Bitrate, while it does have some effect on CPU difficulty, is less impactful than resolution, framerate, or preset. To simplify the comparison, only Twitch's recommended minimum and maximum bitrates are displayed below.
The benchmark data allows us to make a few interesting observations. For example,
1080p60 4500K veryfast is about as difficult as
720p60 5000K faster. If we compare the quality scores for those same two configurations, the former had a total score of 72.7, and the latter had a total score of 81.4. So there are certainly cases where dropping resolution in order to use a more difficult preset, along with slightly raising bitrate would noticably increase quality.
If we look at the same difficult frame that we did previously, the quality difference is very apparent:
|1080p60 4500K veryfast - VMAF frame score: 57.6||720p60 5000K faster - VMAF frame score: 78.8|
This analysis demonstrates that streaming excellent quality video brings with it several demands of great processing power and bandwidth.
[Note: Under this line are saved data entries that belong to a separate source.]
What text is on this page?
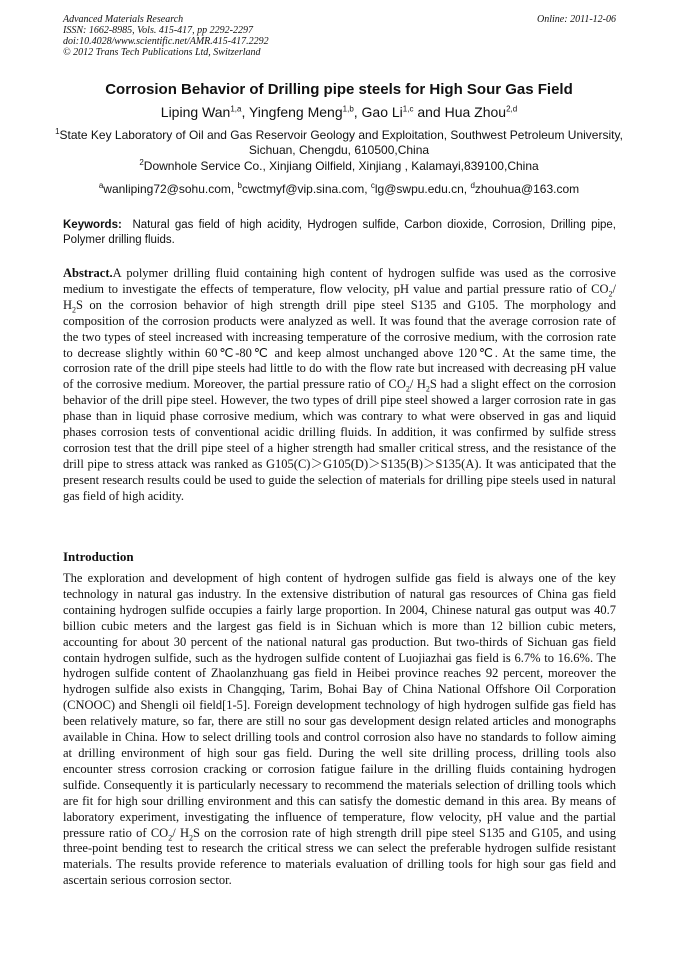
Advanced Materials Research
ISSN: 1662-8985, Vols. 415-417, pp 2292-2297
doi:10.4028/www.scientific.net/AMR.415-417.2292
© 2012 Trans Tech Publications Ltd, Switzerland
Online: 2011-12-06
Corrosion Behavior of Drilling pipe steels for High Sour Gas Field
Liping Wan$^{1,a}$, Yingfeng Meng$^{1,b}$, Gao Li$^{1,c}$ and Hua Zhou$^{2,d}$
$^1$State Key Laboratory of Oil and Gas Reservoir Geology and Exploitation, Southwest Petroleum University, Sichuan, Chengdu, 610500,China
$^2$Downhole Service Co., Xinjiang Oilfield, Xinjiang , Kalamayi,839100,China
$^a$wanliping72@sohu.com, $^b$cwctmyf@vip.sina.com, $^c$lg@swpu.edu.cn, $^d$zhouhua@163.com
Keywords: Natural gas field of high acidity, Hydrogen sulfide, Carbon dioxide, Corrosion, Drilling pipe, Polymer drilling fluids.
Abstract.A polymer drilling fluid containing high content of hydrogen sulfide was used as the corrosive medium to investigate the effects of temperature, flow velocity, pH value and partial pressure ratio of $CO_2/$ $H_2S$ on the corrosion behavior of high strength drill pipe steel S135 and G105. The morphology and composition of the corrosion products were analyzed as well. It was found that the average corrosion rate of the two types of steel increased with increasing temperature of the corrosive medium, with the corrosion rate to decrease slightly within 60℃-80℃ and keep almost unchanged above 120℃. At the same time, the corrosion rate of the drill pipe steels had little to do with the flow rate but increased with decreasing pH value of the corrosive medium. Moreover, the partial pressure ratio of $CO_2/$ $H_2S$ had a slight effect on the corrosion behavior of the drill pipe steel. However, the two types of drill pipe steel showed a larger corrosion rate in gas phase than in liquid phase corrosive medium, which was contrary to what were observed in gas and liquid phases corrosion tests of conventional acidic drilling fluids. In addition, it was confirmed by sulfide stress corrosion test that the drill pipe steel of a higher strength had smaller critical stress, and the resistance of the drill pipe to stress attack was ranked as G105(C)＞G105(D)＞S135(B)＞S135(A). It was anticipated that the present research results could be used to guide the selection of materials for drilling pipe steels used in natural gas field of high acidity.
Introduction
The exploration and development of high content of hydrogen sulfide gas field is always one of the key technology in natural gas industry. In the extensive distribution of natural gas resources of China gas field containing hydrogen sulfide occupies a fairly large proportion. In 2004, Chinese natural gas output was 40.7 billion cubic meters and the largest gas field is in Sichuan which is more than 12 billion cubic meters, accounting for about 30 percent of the national natural gas production. But two-thirds of Sichuan gas field contain hydrogen sulfide, such as the hydrogen sulfide content of Luojiazhai gas field is 6.7% to 16.6%. The hydrogen sulfide content of Zhaolanzhuang gas field in Heibei province reaches 92 percent, moreover the hydrogen sulfide also exists in Changqing, Tarim, Bohai Bay of China National Offshore Oil Corporation (CNOOC) and Shengli oil field[1-5]. Foreign development technology of high hydrogen sulfide gas field has been relatively mature, so far, there are still no sour gas development design related articles and monographs available in China. How to select drilling tools and control corrosion also have no standards to follow aiming at drilling environment of high sour gas field. During the well site drilling process, drilling tools also encounter stress corrosion cracking or corrosion fatigue failure in the drilling fluids containing hydrogen sulfide. Consequently it is particularly necessary to recommend the materials selection of drilling tools which are fit for high sour drilling environment and this can satisfy the domestic demand in this area. By means of laboratory experiment, investigating the influence of temperature, flow velocity, pH value and the partial pressure ratio of $CO_2/$ $H_2S$ on the corrosion rate of high strength drill pipe steel S135 and G105, and using three-point bending test to research the critical stress we can select the preferable hydrogen sulfide resistant materials. The results provide reference to materials evaluation of drilling tools for high sour gas field and ascertain serious corrosion sector.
Twitch's minimum suggested bitrates will result in "fair" quality video, unless you have the computing power to utilize a demanding preset such as
faster. Bitrate is clearly an important factor, and makes large differences in perceivable quality.
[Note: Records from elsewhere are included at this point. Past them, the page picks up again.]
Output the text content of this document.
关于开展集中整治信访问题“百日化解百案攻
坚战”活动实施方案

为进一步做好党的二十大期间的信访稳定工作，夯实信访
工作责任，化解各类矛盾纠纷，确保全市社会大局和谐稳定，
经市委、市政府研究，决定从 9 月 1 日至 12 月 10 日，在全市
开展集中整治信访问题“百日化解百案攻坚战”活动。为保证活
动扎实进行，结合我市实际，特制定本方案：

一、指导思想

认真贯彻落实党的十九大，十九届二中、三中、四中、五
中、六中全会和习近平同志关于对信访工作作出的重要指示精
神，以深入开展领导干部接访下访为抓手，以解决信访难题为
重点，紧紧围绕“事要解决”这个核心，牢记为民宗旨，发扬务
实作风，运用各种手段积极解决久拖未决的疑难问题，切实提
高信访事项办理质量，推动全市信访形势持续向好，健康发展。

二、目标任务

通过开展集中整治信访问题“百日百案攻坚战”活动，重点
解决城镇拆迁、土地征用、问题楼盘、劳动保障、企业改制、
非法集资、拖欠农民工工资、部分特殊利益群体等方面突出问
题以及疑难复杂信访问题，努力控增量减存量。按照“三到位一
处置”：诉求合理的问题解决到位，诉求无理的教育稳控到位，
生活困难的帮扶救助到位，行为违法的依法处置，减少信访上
For streamers that just don't have a lot of bandwidth to work with, it may not make sense to stream at 1080p60, as the quality penalty is quite severe for 4500K and below. In cases such as this, it may be wise to cut framerate to 30fps, or to consider 720p60 or even 720p30 if bandwidth is extremely limited.
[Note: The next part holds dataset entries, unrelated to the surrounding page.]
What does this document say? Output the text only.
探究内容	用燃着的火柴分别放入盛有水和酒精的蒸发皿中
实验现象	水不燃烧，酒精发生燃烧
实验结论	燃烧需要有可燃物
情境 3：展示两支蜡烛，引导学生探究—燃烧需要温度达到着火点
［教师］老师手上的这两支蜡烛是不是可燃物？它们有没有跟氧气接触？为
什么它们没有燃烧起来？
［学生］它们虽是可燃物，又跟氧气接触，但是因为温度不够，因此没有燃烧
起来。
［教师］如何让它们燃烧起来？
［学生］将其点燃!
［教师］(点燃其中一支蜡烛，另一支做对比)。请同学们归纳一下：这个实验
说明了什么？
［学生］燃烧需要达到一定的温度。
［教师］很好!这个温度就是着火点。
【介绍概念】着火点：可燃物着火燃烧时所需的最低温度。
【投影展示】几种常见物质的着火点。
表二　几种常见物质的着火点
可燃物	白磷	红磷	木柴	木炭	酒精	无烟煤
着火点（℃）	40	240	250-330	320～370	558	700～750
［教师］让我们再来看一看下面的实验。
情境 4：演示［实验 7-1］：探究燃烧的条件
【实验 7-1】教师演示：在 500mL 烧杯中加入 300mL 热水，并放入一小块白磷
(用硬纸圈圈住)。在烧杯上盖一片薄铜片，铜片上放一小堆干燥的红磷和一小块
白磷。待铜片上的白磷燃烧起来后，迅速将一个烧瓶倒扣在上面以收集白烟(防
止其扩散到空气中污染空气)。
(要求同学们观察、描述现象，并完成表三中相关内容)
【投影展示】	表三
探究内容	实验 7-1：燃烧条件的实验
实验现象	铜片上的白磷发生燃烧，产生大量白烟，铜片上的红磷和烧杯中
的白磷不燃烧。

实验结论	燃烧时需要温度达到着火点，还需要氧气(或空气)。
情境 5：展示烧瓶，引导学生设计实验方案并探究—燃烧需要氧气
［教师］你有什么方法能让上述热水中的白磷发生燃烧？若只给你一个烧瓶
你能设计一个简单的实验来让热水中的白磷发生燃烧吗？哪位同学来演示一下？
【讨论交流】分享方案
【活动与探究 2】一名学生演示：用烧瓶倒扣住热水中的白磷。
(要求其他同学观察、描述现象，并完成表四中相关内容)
Chances are, however, that the bigger limiting factor for most streamers is going to be CPU power. While the
veryfast preset has become very common on Twitch, this analysis shows that moving even one preset slower to
faster results in a noticeable increase in picture quality. It some cases, it may even in fact be wise to move down from 1080p60 to 720p60 in order to utilize the
faster preset, or more difficult ones.
If you're considering what settings to use for your stream, my personal recommendation would be to start by measuring your upload bandwidth, assume that you'll be able to use 80% of that for streaming, and see which of Twitch's recommended maximum bitrates that you'd be able to hit. If you don't have 5Mbps or faster upload bandwidth, you probably won't be able to get high picture quality without dropping to resolutions below the ones we tested.
CPU power cannot be understated. If you don't have an extremely high end setup, you may not want to stream at 1080p60. In fact, unless you can use very high bitrates combined with reasonably difficult presets, you're likely to get better picture quality by lowering the resolution, lowering the framerate, or both.
NVENC becomes an interesting option for streamers that have a recent nVidia GPU and plenty of bandwidth, but not a lot of CPU power. If you stick the the
High Quality preset, and keep bitrate high, you'll get results roughly equal to
x264 veryfast, or slightly better.
We also learned that NVENC and x264 have trouble with different types of frames. Even though x264
veryfast and NVENC
High Quality are very similar on average, it's possible that certain games "just look better" on one or the other.
In general, if you are able to take advantage of more difficult x264 presets (
faster and up), it still seems wise to do so.
Disclaimer: This analysis is not comprehensive. It covers only a specific game (Heroes of the Storm) and analyzes just one minute of gameplay footage. Results may not be applicable to other games, or even to the same game if there is significant variation in game settings, especially graphics and camera settings.